Gesù, come descritto nei vangeli sinottici, rimane notevolmente immune da queste malattie, nonostante agisca in modo opposto all’autoisolamento in un ambiente afflitto dalla malattia. Entra attivamente nelle case in cui le persone giacciono malate con la
febbre (Mc 1,30-31 e parr.; Lc 4,38), per esempio, e impone le mani sui malati (Mc 6,5; 8,23-25; Lc 4,40; 13,13) o li prende per mano (Mc 5,41; Mt 9,25; Lc 8,54). Tocca i ciechi e i sordi, usando persino il proprio sputo come parte della cura (Mc 7,31-37; 8,22-26, Gv 9,11-41). Come osservato sopra, le persone cercano quindi il contatto fisico diretto con Gesù per essere guarite (Mc 3,3, 10; 5,23, 27; 7,32; Mt 9,18, 20-21; Lc 8,44-46, 53). Il potere (lo Spirito) di Gesù si manifesta attraverso tale contatto fisico (Mc 5,30; Lc 8,45-46). Dopo che i suoi apostoli sono stati inviati a guarire, «con autorità sugli spiriti immondi» (Mc 6,7) nel suo nome, si dice che essi, come Gesù, «scacciarono molti demoni e unsero con olio molti malati e li guarirono» (Mc 6,13, e vedi Lc 10,34). L’unzione con l’olio, che implica una pratica manuale, merita
attenzione: l’unzione delle persone da parte di Gesù e dei suoi apostoli era qualcosa di più di una semplice pressione sulla mano o sulla testa.

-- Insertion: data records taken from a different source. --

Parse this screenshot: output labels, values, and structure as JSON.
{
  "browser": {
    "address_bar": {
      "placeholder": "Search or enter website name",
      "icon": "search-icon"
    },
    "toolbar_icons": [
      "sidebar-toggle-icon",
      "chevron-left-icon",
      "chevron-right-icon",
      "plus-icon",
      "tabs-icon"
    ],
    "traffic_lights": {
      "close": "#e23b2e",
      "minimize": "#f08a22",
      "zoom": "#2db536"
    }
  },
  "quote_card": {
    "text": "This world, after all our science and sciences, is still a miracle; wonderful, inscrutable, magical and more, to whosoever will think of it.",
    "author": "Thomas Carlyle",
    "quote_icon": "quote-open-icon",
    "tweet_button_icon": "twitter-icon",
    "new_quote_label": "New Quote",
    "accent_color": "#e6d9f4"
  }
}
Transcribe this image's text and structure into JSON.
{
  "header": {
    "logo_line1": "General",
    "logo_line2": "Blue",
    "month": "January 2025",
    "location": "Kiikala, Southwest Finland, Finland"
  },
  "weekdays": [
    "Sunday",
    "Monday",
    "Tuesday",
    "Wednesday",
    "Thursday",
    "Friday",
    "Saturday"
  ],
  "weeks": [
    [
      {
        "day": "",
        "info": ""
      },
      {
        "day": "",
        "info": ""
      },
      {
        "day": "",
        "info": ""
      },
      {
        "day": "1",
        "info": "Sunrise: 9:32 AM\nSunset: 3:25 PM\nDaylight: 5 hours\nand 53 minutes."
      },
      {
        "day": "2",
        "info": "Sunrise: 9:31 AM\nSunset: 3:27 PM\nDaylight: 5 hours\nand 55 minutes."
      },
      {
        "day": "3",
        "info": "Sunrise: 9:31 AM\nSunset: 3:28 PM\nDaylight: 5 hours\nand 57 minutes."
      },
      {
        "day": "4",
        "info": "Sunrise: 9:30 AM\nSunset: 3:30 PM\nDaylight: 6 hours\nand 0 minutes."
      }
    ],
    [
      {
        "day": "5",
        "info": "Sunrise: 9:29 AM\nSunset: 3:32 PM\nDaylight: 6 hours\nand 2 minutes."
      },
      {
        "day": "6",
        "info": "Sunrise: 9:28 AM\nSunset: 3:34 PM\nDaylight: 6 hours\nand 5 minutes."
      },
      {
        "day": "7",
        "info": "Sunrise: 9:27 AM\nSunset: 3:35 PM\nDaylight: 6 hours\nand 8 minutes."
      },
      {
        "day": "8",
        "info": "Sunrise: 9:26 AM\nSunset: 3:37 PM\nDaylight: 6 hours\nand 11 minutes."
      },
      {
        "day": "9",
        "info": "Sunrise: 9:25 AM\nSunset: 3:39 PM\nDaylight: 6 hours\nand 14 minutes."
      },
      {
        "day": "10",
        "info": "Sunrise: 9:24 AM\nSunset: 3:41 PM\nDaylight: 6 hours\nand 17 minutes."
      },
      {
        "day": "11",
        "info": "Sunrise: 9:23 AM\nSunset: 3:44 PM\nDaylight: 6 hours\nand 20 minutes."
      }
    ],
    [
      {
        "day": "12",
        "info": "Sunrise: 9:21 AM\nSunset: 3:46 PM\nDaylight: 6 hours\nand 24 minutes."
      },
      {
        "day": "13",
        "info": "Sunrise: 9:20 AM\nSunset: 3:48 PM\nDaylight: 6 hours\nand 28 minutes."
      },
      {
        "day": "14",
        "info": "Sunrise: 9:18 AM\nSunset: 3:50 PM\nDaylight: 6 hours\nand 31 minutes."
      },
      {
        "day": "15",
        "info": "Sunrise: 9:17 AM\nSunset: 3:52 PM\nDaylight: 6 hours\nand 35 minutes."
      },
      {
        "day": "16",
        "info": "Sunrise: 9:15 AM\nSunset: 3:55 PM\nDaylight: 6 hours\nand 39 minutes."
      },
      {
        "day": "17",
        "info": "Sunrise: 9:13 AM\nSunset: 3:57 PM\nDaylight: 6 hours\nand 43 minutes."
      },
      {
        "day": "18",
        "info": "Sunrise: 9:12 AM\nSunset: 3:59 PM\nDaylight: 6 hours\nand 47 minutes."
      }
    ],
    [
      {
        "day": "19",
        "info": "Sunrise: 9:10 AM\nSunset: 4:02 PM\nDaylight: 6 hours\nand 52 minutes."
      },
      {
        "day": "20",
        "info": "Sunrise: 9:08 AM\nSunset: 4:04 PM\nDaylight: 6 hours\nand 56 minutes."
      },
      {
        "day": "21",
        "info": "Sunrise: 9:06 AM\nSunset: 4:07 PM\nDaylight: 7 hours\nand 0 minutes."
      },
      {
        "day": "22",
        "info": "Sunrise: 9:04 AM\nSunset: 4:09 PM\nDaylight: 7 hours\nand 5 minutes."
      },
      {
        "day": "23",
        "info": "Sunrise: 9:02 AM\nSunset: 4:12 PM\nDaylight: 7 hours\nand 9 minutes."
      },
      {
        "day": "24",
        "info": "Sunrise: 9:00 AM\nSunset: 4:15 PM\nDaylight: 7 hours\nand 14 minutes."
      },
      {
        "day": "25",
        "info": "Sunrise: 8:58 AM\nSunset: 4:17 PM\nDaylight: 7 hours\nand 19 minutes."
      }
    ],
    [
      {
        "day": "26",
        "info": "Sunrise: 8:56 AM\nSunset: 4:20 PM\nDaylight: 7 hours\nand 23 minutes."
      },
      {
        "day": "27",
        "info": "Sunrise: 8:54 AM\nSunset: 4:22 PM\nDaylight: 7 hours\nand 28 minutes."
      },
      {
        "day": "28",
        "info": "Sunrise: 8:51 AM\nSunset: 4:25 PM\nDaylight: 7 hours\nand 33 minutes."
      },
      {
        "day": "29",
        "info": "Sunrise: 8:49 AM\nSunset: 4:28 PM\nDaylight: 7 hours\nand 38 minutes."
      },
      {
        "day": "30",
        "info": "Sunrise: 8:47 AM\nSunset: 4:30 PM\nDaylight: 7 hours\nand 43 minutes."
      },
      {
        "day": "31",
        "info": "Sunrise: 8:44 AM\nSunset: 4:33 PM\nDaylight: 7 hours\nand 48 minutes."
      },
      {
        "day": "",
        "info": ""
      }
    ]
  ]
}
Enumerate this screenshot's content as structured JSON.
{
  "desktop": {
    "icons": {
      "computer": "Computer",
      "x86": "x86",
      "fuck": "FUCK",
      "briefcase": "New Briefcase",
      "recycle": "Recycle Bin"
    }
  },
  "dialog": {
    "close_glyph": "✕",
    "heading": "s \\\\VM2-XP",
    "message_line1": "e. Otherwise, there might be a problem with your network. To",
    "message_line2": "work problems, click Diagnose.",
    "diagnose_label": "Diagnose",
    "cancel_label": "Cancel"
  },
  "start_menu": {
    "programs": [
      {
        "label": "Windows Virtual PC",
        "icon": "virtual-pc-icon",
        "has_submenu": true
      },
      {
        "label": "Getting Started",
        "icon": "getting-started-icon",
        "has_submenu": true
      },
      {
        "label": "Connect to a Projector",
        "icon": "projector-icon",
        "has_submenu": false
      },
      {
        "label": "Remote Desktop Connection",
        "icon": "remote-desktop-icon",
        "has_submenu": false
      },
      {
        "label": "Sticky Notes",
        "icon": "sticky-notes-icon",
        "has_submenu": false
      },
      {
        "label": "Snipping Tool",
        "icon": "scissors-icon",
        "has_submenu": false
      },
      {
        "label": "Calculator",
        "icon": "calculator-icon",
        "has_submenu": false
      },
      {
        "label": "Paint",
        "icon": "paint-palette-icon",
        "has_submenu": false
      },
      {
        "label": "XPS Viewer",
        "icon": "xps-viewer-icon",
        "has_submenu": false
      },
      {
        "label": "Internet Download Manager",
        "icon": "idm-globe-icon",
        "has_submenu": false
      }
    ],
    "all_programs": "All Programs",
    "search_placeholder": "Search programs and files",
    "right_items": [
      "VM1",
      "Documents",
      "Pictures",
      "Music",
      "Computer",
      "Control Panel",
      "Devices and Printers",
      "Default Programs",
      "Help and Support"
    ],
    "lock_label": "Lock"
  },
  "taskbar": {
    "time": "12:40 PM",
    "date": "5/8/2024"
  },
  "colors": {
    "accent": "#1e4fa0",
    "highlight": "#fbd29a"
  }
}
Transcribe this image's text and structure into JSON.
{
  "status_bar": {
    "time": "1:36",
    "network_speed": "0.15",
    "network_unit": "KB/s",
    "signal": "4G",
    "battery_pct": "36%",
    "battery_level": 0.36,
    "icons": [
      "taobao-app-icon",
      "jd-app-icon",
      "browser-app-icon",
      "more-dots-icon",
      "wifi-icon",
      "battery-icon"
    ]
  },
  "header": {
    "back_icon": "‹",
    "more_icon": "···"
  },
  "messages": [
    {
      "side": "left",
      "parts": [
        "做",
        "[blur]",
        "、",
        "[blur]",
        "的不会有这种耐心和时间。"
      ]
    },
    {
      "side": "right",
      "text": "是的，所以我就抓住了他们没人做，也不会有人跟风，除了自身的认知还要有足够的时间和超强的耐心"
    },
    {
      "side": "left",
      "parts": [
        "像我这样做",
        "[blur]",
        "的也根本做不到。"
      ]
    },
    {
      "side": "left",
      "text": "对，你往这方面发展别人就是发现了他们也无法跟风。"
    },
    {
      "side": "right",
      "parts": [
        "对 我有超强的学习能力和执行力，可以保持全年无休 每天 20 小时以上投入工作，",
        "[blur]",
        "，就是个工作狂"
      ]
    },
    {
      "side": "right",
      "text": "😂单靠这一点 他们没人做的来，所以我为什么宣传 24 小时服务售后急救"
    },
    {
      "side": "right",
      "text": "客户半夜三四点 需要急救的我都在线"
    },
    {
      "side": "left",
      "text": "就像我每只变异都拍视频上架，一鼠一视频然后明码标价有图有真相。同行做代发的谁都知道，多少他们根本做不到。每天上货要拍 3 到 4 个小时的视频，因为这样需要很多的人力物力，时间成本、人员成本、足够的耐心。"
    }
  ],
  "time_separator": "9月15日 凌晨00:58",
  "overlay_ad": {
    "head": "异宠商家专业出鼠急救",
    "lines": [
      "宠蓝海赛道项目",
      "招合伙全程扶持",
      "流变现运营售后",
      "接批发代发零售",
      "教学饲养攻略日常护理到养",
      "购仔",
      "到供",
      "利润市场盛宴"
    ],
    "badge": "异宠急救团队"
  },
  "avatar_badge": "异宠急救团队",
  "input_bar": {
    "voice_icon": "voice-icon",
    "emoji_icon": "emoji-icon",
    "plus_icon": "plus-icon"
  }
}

Imporre le mani su una persona poteva essere parte della guarigione esorcistica, come attestato nell’Apocrifo della Genesi di Qumran (1QapGen 20.16-31), ma, come ha osservato David Aune, il contatto fisico attestato come parte di un esorcismo o di qualsiasi altra forma antica di guarigione era apparentemente raro (Aune 2006: 395). Se il contatto fisico (unzione con olio, tocco) non era poi così comune nelle guarigioni, questo di per sé è un indizio importante di ciò che rendeva Gesù una figure di spicco: era diretto, pronto a impegnarsi in prima persona, da vicino e in modo personale con qualsiasi cosa causasse danno al corpo umano.
Il potere curativo del contatto affettivo è ormai ampiamente documentato in medicina (Anderson e Taylor 2011). A prescindere dalle “mani curative” sperimentate dalle persone che praticano medicine alternative, è stato documentato empiricamente che il contatto positivo rilascia serotonina e ossitocina nel ricevente: si tratta di ormoni che riparano e rafforzano il sistema immunitario (Roumier, Béchade e Maroteaux 2018; Mössner e Lesch 1998). L’ossitocina, in particolare, ha dimostrato di inibire le condizioni settiche (Berczi 2012).
(….) Siamo portati a immaginare Gesù che si muove tra la folla in una situazione di crisi sanitaria, toccando le persone, entrando nelle loro case, con la gente che gli sta intorno (Mc 5,24.31), senza ammalarsi lui stesso”.